En 2015, 60 % des matières recyclables recueillies au Québec ont été exportées, principalement vers la Chine. Aujourd’hui, les principaux pays destinataires sont l’Indonésie, le Viêtnam, l’Inde et la Corée du Sud.

Pékin importait il y a deux ans à peine jusqu’à 40 % des matières recyclables exportées des États-Unis et n’en prendra plus du tout à compter de 2020, forçant la recherche rapide de solutions de rechange.

Une partie de la réponse est venue des pays asiatiques voisins, qui ont sensiblement augmenté leurs importations. Selon Resource Recycling, la Malaisie a reçu 19 % du plastique à recycler qui a été exporté des États-Unis en 2018, contre 7 % en 2017. La Chine a vu sa part chuter de 33 % à 5 % et elle est aujourd’hui pratiquement nulle.
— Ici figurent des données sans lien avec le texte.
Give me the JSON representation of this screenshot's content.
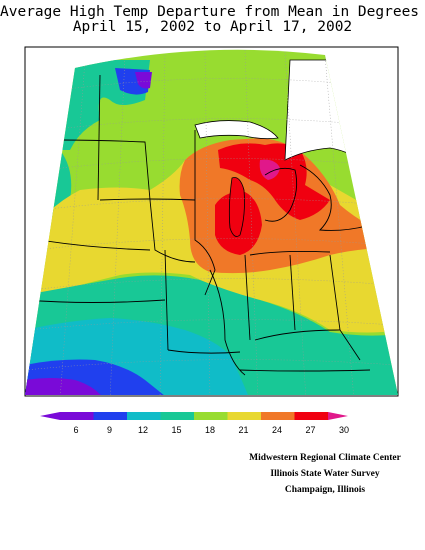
{
  "title": {
    "line1": "Average High Temp Departure from Mean in Degrees F",
    "line2": "April 15, 2002 to April 17, 2002"
  },
  "legend": {
    "ticks": [
      "6",
      "9",
      "12",
      "15",
      "18",
      "21",
      "24",
      "27",
      "30"
    ],
    "colors": [
      "#7a0ad8",
      "#2040ee",
      "#10bcc8",
      "#18c896",
      "#98dc30",
      "#e8d830",
      "#f07828",
      "#f00010",
      "#e0188a"
    ]
  },
  "credits": {
    "line1": "Midwestern Regional Climate Center",
    "line2": "Illinois State Water Survey",
    "line3": "Champaign, Illinois"
  }
}
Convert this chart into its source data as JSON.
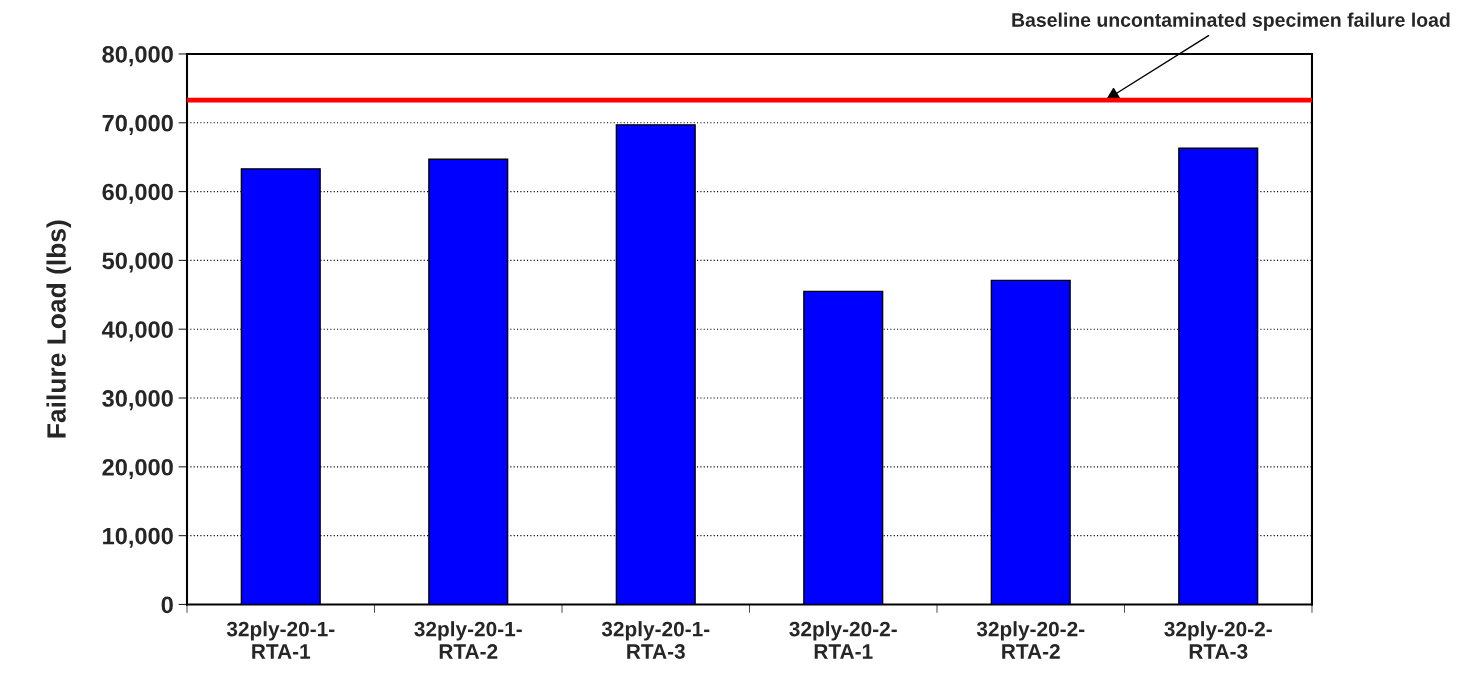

Le porte-parole de la NRRA note que ces pays n’ont toutefois pas la capacité requise pour absorber à eux seuls les volumes autrefois assumés par la Chine.
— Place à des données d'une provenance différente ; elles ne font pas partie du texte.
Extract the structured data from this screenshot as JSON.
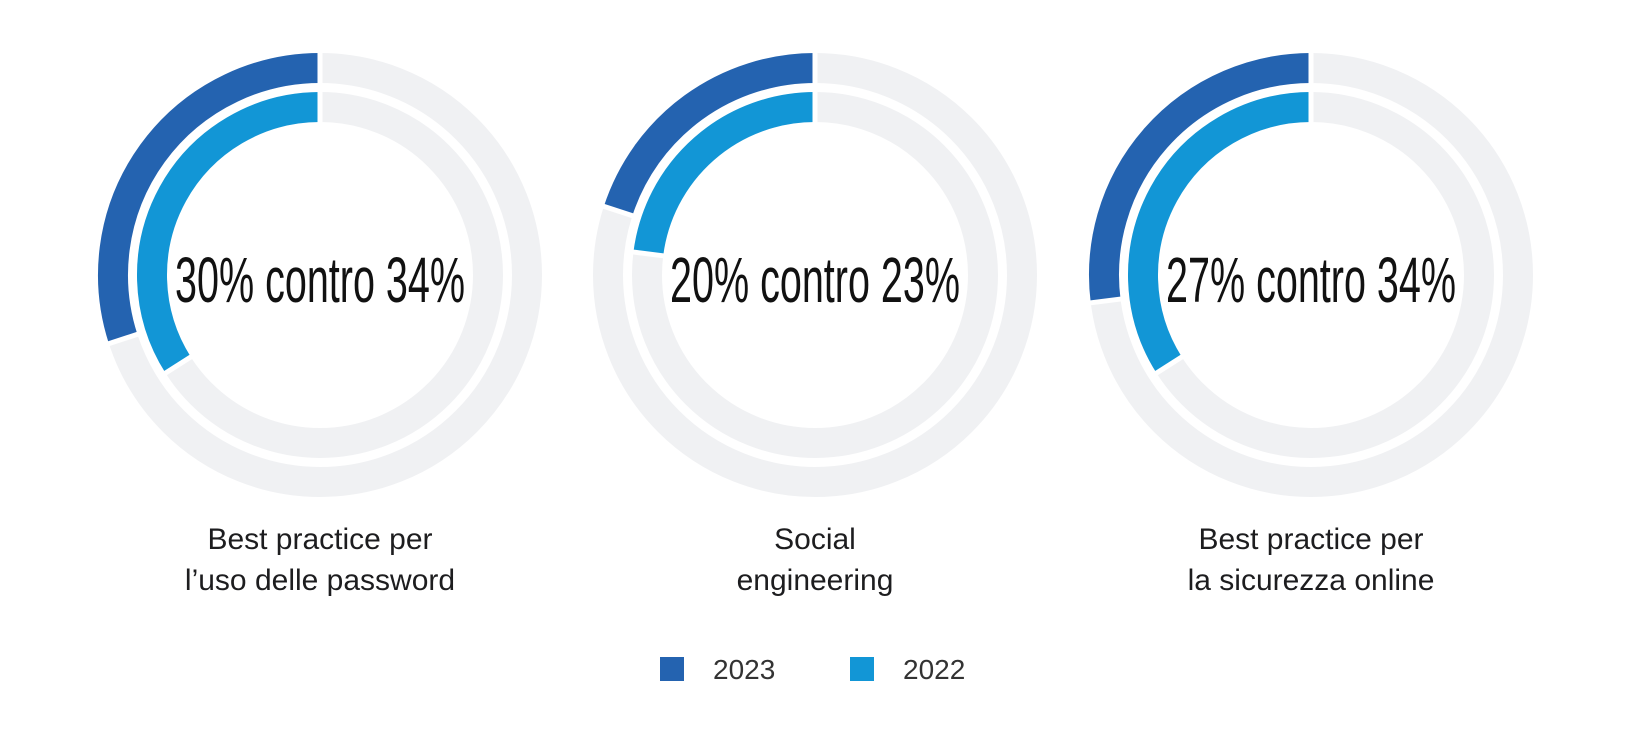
{
  "colors": {
    "series_2023": "#2463b0",
    "series_2022": "#1296d6",
    "track": "#f0f1f3",
    "text": "#1d1d1f"
  },
  "chart_data": [
    {
      "type": "donut",
      "caption_lines": [
        "Best practice per",
        "l’uso delle password"
      ],
      "center_label": "30% contro 34%",
      "series": [
        {
          "name": "2023",
          "value": 30
        },
        {
          "name": "2022",
          "value": 34
        }
      ],
      "unit": "%"
    },
    {
      "type": "donut",
      "caption_lines": [
        "Social",
        "engineering"
      ],
      "center_label": "20% contro 23%",
      "series": [
        {
          "name": "2023",
          "value": 20
        },
        {
          "name": "2022",
          "value": 23
        }
      ],
      "unit": "%"
    },
    {
      "type": "donut",
      "caption_lines": [
        "Best practice per",
        "la sicurezza online"
      ],
      "center_label": "27% contro 34%",
      "series": [
        {
          "name": "2023",
          "value": 27
        },
        {
          "name": "2022",
          "value": 34
        }
      ],
      "unit": "%"
    }
  ],
  "legend": {
    "items": [
      {
        "label": "2023",
        "color": "#2463b0"
      },
      {
        "label": "2022",
        "color": "#1296d6"
      }
    ]
  }
}
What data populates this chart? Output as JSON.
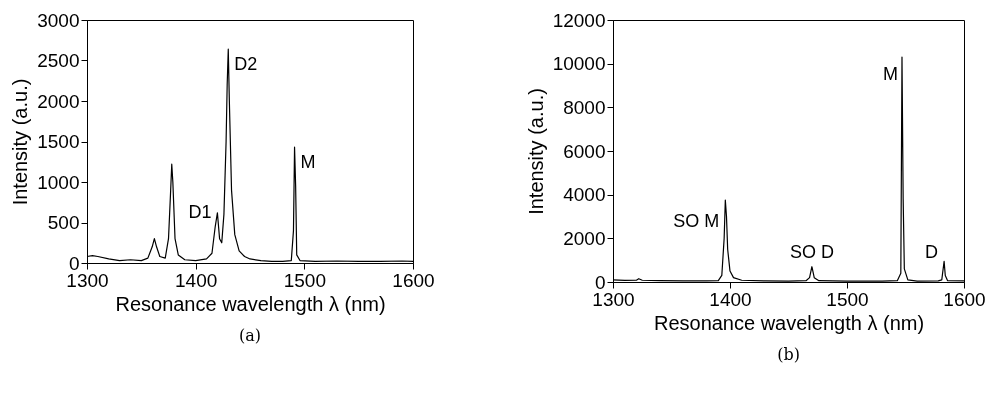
{
  "chart_data": [
    {
      "type": "line",
      "title": "(a)",
      "xlabel": "Resonance wavelength λ (nm)",
      "ylabel": "Intensity (a.u.)",
      "xlim": [
        1300,
        1600
      ],
      "xticks": [
        1300,
        1400,
        1500,
        1600
      ],
      "ylim": [
        0,
        3000
      ],
      "yticks": [
        0,
        500,
        1000,
        1500,
        2000,
        2500,
        3000
      ],
      "x": [
        1300,
        1305,
        1310,
        1320,
        1330,
        1340,
        1350,
        1356,
        1360,
        1362,
        1364,
        1367,
        1372,
        1375,
        1377,
        1378,
        1379,
        1381,
        1384,
        1390,
        1400,
        1410,
        1415,
        1418,
        1420,
        1422,
        1424,
        1426,
        1428,
        1429,
        1430,
        1431,
        1433,
        1436,
        1440,
        1445,
        1450,
        1460,
        1470,
        1480,
        1488,
        1490,
        1491,
        1492,
        1493,
        1496,
        1510,
        1530,
        1550,
        1570,
        1590,
        1600
      ],
      "series": [
        {
          "color": "#000000",
          "values": [
            80,
            90,
            80,
            50,
            30,
            40,
            30,
            60,
            200,
            300,
            200,
            80,
            60,
            300,
            900,
            1220,
            1000,
            300,
            100,
            40,
            30,
            50,
            120,
            450,
            620,
            300,
            250,
            600,
            1500,
            2200,
            2640,
            2000,
            900,
            350,
            150,
            80,
            50,
            30,
            20,
            20,
            30,
            400,
            1430,
            950,
            100,
            30,
            20,
            25,
            20,
            20,
            25,
            20
          ]
        }
      ],
      "annotations": [
        {
          "text": "D1",
          "x": 1420,
          "y": 620
        },
        {
          "text": "D2",
          "x": 1430,
          "y": 2640
        },
        {
          "text": "M",
          "x": 1491,
          "y": 1430
        }
      ]
    },
    {
      "type": "line",
      "title": "(b)",
      "xlabel": "Resonance wavelength λ (nm)",
      "ylabel": "Intensity (a.u.)",
      "xlim": [
        1300,
        1600
      ],
      "xticks": [
        1300,
        1400,
        1500,
        1600
      ],
      "ylim": [
        0,
        12000
      ],
      "yticks": [
        0,
        2000,
        4000,
        6000,
        8000,
        10000,
        12000
      ],
      "x": [
        1300,
        1310,
        1320,
        1322,
        1325,
        1340,
        1360,
        1380,
        1390,
        1393,
        1395,
        1396,
        1397,
        1398,
        1400,
        1403,
        1410,
        1430,
        1450,
        1465,
        1468,
        1470,
        1472,
        1476,
        1500,
        1530,
        1543,
        1546,
        1547,
        1548,
        1549,
        1552,
        1560,
        1578,
        1581,
        1583,
        1584,
        1586,
        1600
      ],
      "series": [
        {
          "color": "#000000",
          "values": [
            100,
            70,
            80,
            150,
            80,
            60,
            50,
            50,
            60,
            300,
            2000,
            3750,
            3000,
            1500,
            500,
            200,
            80,
            50,
            40,
            60,
            200,
            700,
            200,
            60,
            40,
            40,
            60,
            400,
            10300,
            3800,
            600,
            100,
            40,
            50,
            100,
            950,
            300,
            60,
            50
          ]
        }
      ],
      "annotations": [
        {
          "text": "SO M",
          "x": 1396,
          "y": 3750
        },
        {
          "text": "SO D",
          "x": 1470,
          "y": 700
        },
        {
          "text": "M",
          "x": 1547,
          "y": 10300
        },
        {
          "text": "D",
          "x": 1583,
          "y": 950
        }
      ]
    }
  ]
}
L’organisation a annoncé cette semaine qu’elle créait un programme d’aide pour permettre à ses membres de trouver de nouveaux marchés d’exportation.

« On ira partout où il y a de la demande », affirme M. Wright.

Déplacer les opérations

La décision de la Chine de fermer ses portes à la majeure partie des produits recyclables collectés en Occident a entraîné une réorganisation rapide de l’industrie du recyclage en Asie. Selon l’Agence France-Presse, la Malaisie a vu apparaître sur son territoire de nombreuses usines de retraitement de plastique et les importations ont monté en flèche dans le pays, tout comme les émissions toxiques. Nombre de ces usines étaient exploitées par des hommes d’affaires chinois qui les ont déplacées en réaction à la décision de Pékin. Plusieurs des établissements opéraient sans permis et ont été subséquemment fermés. La Thaïlande a aussi imposé des restrictions face aux importations de plastique, qui ont été redirigées vers l’Indonésie et la Turquie, selon un récent rapport de l’Alliance globale pour les alternatives à l’incinération (AGAI).